01.03.2014 09:00
Elena Luksch-Makowsky (1878-1967)
Selbstbildnis mit schwarzem Barett
ursprüngliche Fassung 1900-1901, vorliegende Fassung 1902
Öl auf Leinwand
53,7 x 43,4 cm
Inv.-Nr. 2013.134
Wer ist die
geheimnisvolle junge Dame, die Elena Luksch-Makowsky dem Wiener Publikum im
Rahmen der zehnten Secessionsausstellung, die vom 15. März bis 12. Mai 1901
stattfand, als beinah lebensgroßes Ganzfigurenporträt vorstellte?
Vergleicht man die Physiognomie der Dargestellten – die leicht vorgewölbte Oberlippe sowie die geradlinig geformte Nase – mit jener der Künstlerin selbst, überliefert in mehreren Selbstbildnissen sowie Photographien aus der Zeit um 1900, stellt man eine frappierende Ähnlichkeit fest. Der leicht gesenkte Kopf mit verhaltener Mimik und weit geöffneten Augen sowie das Barett als von ihr bevorzugte, zur damaligen Zeit jedoch unkonventionelle Huttracht verstärken den Eindruck, es handele sich um ein Selbstporträt der Künstlerin.

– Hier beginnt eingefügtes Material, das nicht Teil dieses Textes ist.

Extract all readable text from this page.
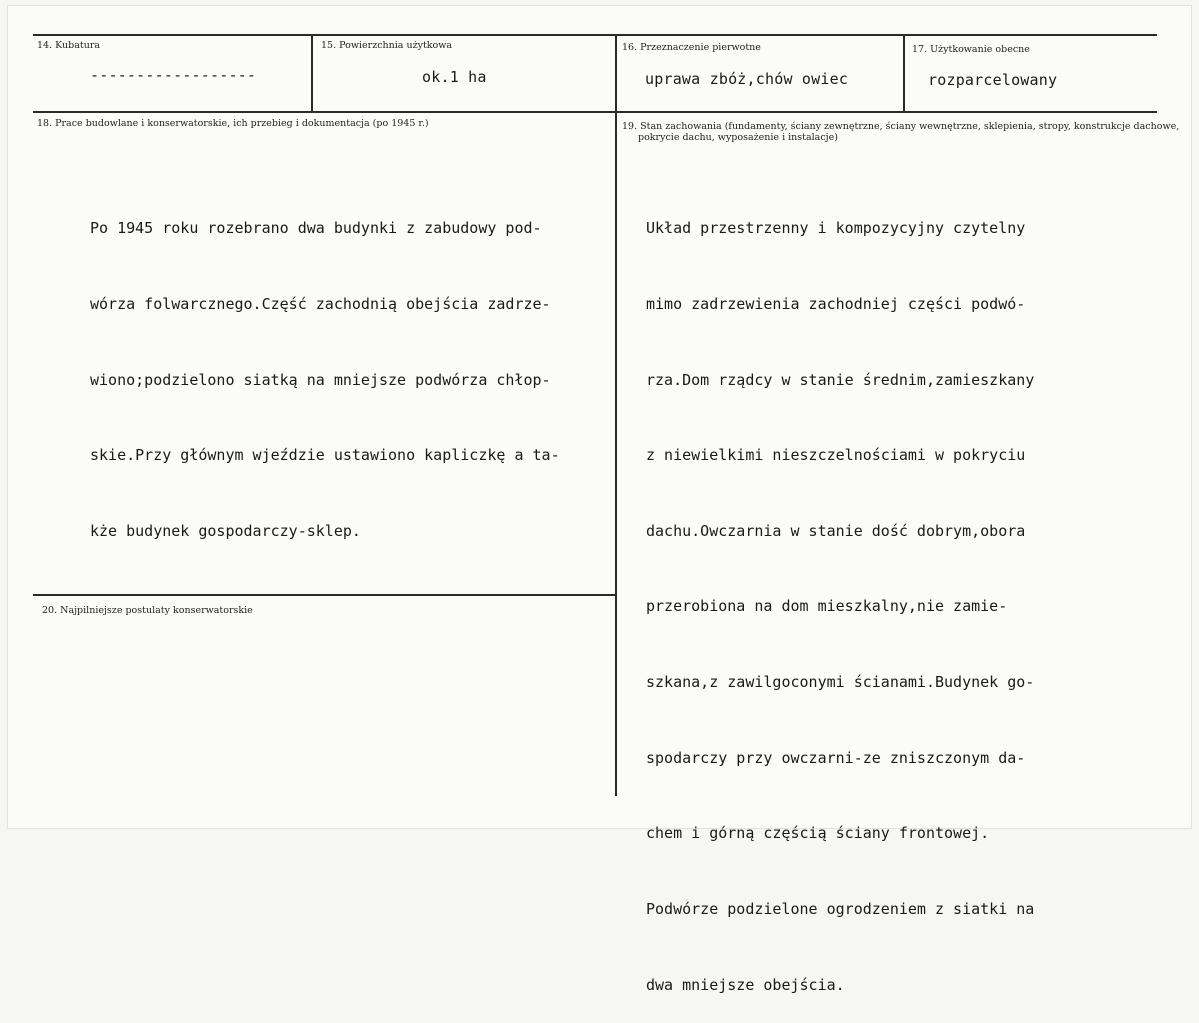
14. Kubatura
------------------
15. Powierzchnia użytkowa
ok.1 ha
16. Przeznaczenie pierwotne
uprawa zbóż,chów owiec
17. Użytkowanie obecne
rozparcelowany
18. Prace budowlane i konserwatorskie, ich przebieg i dokumentacja (po 1945 r.)

Po 1945 roku rozebrano dwa budynki z zabudowy pod-

wórza folwarcznego.Część zachodnią obejścia zadrze-

wiono;podzielono siatką na mniejsze podwórza chłop-

skie.Przy głównym wjeździe ustawiono kapliczkę a ta-

kże budynek gospodarczy-sklep.

19. Stan zachowania (fundamenty, ściany zewnętrzne, ściany wewnętrzne, sklepienia, stropy, konstrukcje dachowe,
pokrycie dachu, wyposażenie i instalacje)

Układ przestrzenny i kompozycyjny czytelny

mimo zadrzewienia zachodniej części podwó-

rza.Dom rządcy w stanie średnim,zamieszkany

z niewielkimi nieszczelnościami w pokryciu

dachu.Owczarnia w stanie dość dobrym,obora

przerobiona na dom mieszkalny,nie zamie-

szkana,z zawilgoconymi ścianami.Budynek go-

spodarczy przy owczarni-ze zniszczonym da-

chem i górną częścią ściany frontowej.

Podwórze podzielone ogrodzeniem z siatki na

dwa mniejsze obejścia.

20. Najpilniejsze postulaty konserwatorskie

Erst nach ihrer Heirat mit Richard Luksch (1872–1936) im Mai 1900 übersiedelte sie nach Wien und nutzte nun die ihr – wohl auch durch die guten Beziehungen ihres Ehemannes – eröffnete Möglichkeit, in den Kreisen der Secessionisten publik zu werden; hier im zweifachen Sinne, indem sie sich sowohl als im Porträtfach Wirkende wie auch als Porträtierte im Sinne einer Photovisitenkarte zeigte.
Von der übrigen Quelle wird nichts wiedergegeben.